Microsoft Exchange server is one of the most used email server for companies but sometimes it is hard to monitor because usually the monitoring tools only control the availability of the server on the network.
Thanks to the 2013 update, Microsoft offered several URL (Healthcheck URL) to verify the real server availability for clients.
The URL address have the following structure:
Whereas the <protocol> can be substitute by:
- OWA Outlook Web App
- ECP Exchange Control Panel
- OAB Offline Address Book
- AutoDiscover Autodiscover process
- EWS Exchange Web Services (Mailtips, Free/Busy, Lync clients, Outlook for Mac)
- Microsoft-Server-ActiveSync Exchange ActiveSync
- RPC Outlook Anywhere
- MAPI MAPI/HTTPS (da Exchange 2013 SP1)
A recurring control gives the possibility to anyone to monitor the server operations, but it doesn’t help to verify the presence of low performances and adjustments.
For a better control, it is necessary to use an agent set up on the server Exchange that can read periodically the performance data displayed by Exchange (Performance Counters), in order not to overload the server and worsen the service.
We offer a NetEye monitoring solution for Exchange, which uses 3 different open source components:
- Telegraf to collect performance data on server Exchange
- InfluxDB to memorize those data and create historical series
- Grafana to create a Dashboard that shows the significat results
Telegraf is a lightweight agent that you can install on your Exchange server. You can set the regularity of data collection (we suggest 5 seconds) and Telegraf send the by network to a remote InfluxDB database.
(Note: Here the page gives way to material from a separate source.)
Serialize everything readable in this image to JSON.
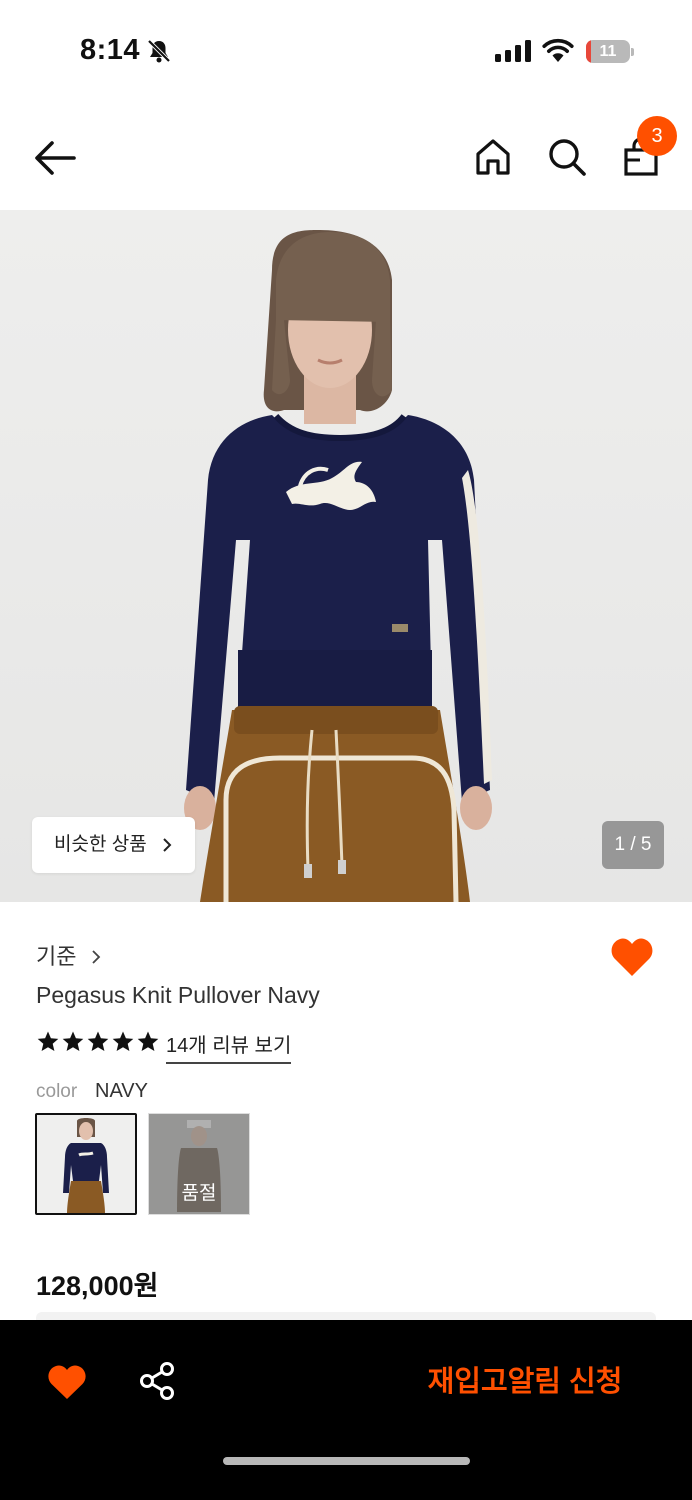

The agent keeps also a local buffer, so that you don’t lose data in case of temporary networking problems
InfluxDB is a database that creates historical series and allows a quick access to data during analysis.
Grafana creates interactive Dashboards that show the significant monitoring data on several dashborads, associated to different time.
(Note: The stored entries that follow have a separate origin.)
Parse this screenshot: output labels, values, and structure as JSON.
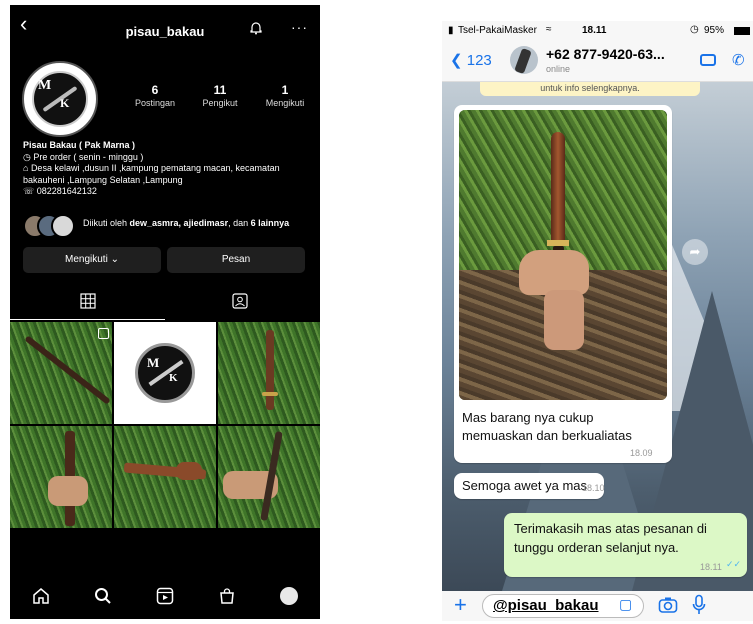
{
  "instagram": {
    "username": "pisau_bakau",
    "back_icon": "chevron-left-icon",
    "stats": [
      {
        "value": "6",
        "label": "Postingan"
      },
      {
        "value": "11",
        "label": "Pengikut"
      },
      {
        "value": "1",
        "label": "Mengikuti"
      }
    ],
    "bio": {
      "name": "Pisau Bakau ( Pak Marna )",
      "line1": "Pre order ( senin - minggu )",
      "line2": "Desa kelawi ,dusun II ,kampung pematang macan, kecamatan bakauheni ,Lampung Selatan ,Lampung",
      "line3": "082281642132"
    },
    "followed_by": {
      "prefix": "Diikuti oleh ",
      "names": "dew_asmra, ajiedimasr",
      "middle": ", dan ",
      "suffix": "6 lainnya"
    },
    "buttons": {
      "following": "Mengikuti",
      "message": "Pesan"
    },
    "logo": {
      "letter1": "M",
      "letter2": "K"
    }
  },
  "whatsapp": {
    "status": {
      "carrier": "Tsel-PakaiMasker",
      "time": "18.11",
      "battery": "95%"
    },
    "header": {
      "back_count": "123",
      "contact": "+62 877-9420-63...",
      "presence": "online"
    },
    "top_banner_text": "untuk info selengkapnya.",
    "messages": [
      {
        "text": "Mas barang nya cukup memuaskan dan berkualiatas",
        "time": "18.09",
        "direction": "in"
      },
      {
        "text": "Semoga awet ya mas",
        "time": "18.10",
        "direction": "in"
      },
      {
        "text": "Terimakasih mas atas pesanan di tunggu orderan selanjut nya.",
        "time": "18.11",
        "direction": "out"
      }
    ],
    "input_value": "@pisau_bakau"
  },
  "colors": {
    "ig_bg": "#000000",
    "wa_link": "#1a73e8",
    "wa_out": "#dcf8c6"
  }
}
Both InfluxDB and Grafana are standard components for NetEye v 3.9
What to monitor for performance control
You need to keep under control several features to perform a good monitoring:
First check Email queue as spam emails flow, unusual user frequency activity (i.e. Christmas wish) or internet connectivity can condition the performance.
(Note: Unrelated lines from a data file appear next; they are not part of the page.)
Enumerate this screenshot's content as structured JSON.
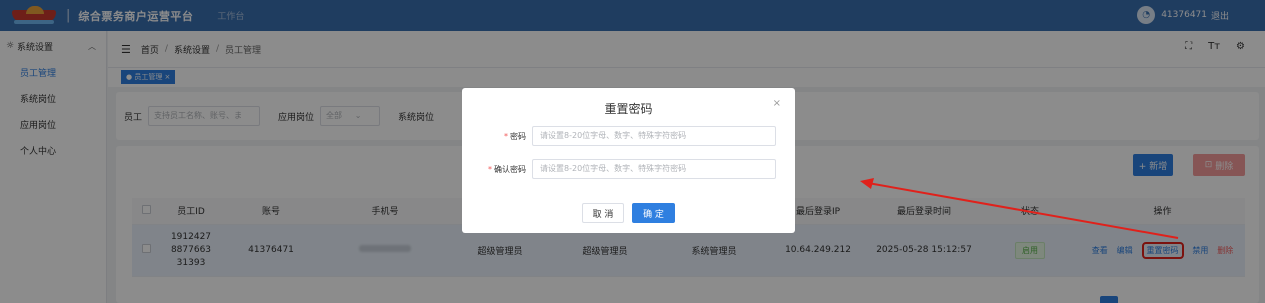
{
  "topbar": {
    "app_title": "综合票务商户运营平台",
    "separator": "|",
    "workbench": "工作台",
    "user_id": "41376471",
    "logout": "退出"
  },
  "sidebar": {
    "group_label": "系统设置",
    "items": [
      {
        "label": "员工管理",
        "active": true
      },
      {
        "label": "系统岗位",
        "active": false
      },
      {
        "label": "应用岗位",
        "active": false
      },
      {
        "label": "个人中心",
        "active": false
      }
    ]
  },
  "breadcrumb": {
    "home": "首页",
    "section": "系统设置",
    "current": "员工管理"
  },
  "tags": {
    "active_tag": "● 员工管理 ×"
  },
  "search": {
    "employee_label": "员工",
    "employee_placeholder": "支持员工名称、账号、ま",
    "app_post_label": "应用岗位",
    "app_post_value": "全部",
    "sys_post_label": "系统岗位"
  },
  "toolbar": {
    "add_label": "+ 新增",
    "delete_label": "删除"
  },
  "table": {
    "headers": [
      "员工ID",
      "账号",
      "手机号",
      "",
      "",
      "",
      "最后登录IP",
      "最后登录时间",
      "状态",
      "操作"
    ],
    "row": {
      "id_line1": "1912427",
      "id_line2": "8877663",
      "id_line3": "31393",
      "account": "41376471",
      "col4": "超级管理员",
      "col5": "超级管理员",
      "col6": "系统管理员",
      "ip": "10.64.249.212",
      "time": "2025-05-28 15:12:57",
      "status": "启用",
      "actions": {
        "view": "查看",
        "edit": "编辑",
        "reset": "重置密码",
        "disable": "禁用",
        "delete": "删除"
      }
    }
  },
  "modal": {
    "title": "重置密码",
    "close": "×",
    "password_label": "密码",
    "password_placeholder": "请设置8-20位字母、数字、特殊字符密码",
    "confirm_label": "确认密码",
    "confirm_placeholder": "请设置8-20位字母、数字、特殊字符密码",
    "cancel": "取 消",
    "ok": "确 定"
  },
  "colors": {
    "topbar": "#3a6fb0",
    "primary": "#2f7fe0",
    "annotation": "#e0211b"
  }
}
Then you can check the latency on the access to Active Directory, since unsolved problems may create serious damages to Exchange server.
We also suggest to check user data for ActiveSync (smartphones connections to Exchange server), Outlook Web Access (access through web) and RPC (Outlook).
As far as OWA, Exchange 2016 has some problems in generating those data because usually they aren’t available and reliable. You can use .NET and ASP as an alternative analysis tools.
For what concerns database, we suggest to monitor the generation frequency of log files on DISK so that you can find easily anomalies and the number of sessions. Please remind that Exchange uses a lot of Cache, so a low Hit Count can show a lack on server’s memory and can cause slow down.
Last but not least, the disk access where the Databases are stored: in case of excessive latency, there will be an overall performance issue.
Grafana shows these results on one unique Dashboard where you can immediately see the anomalies happened during the selected period of time. The dashboards are synchronized to show an accurate overview of critical moments.
For example, here below you can see a general overview:
Now we can take a closer look on emails queue which, in the example below, presents an ordinary trend:
Or we can take a look LDAP for Active Directory. Here below you can see that sometimes the responses were slower, but still not incisive on the overall performance:
ActiveSync dashboard shows a correct work during the analyzed period:
RPS (Outlook) server too has a correct response for connections:
In the example below, the 3 email database have a normal log generation frequency:
Cache in Exchange memory is properly used, this means that there is no problem for RAM shortage:
The database Latency show instead some slowdown, but only for a couple of time. At the there are no stalls, but the values must be monitored.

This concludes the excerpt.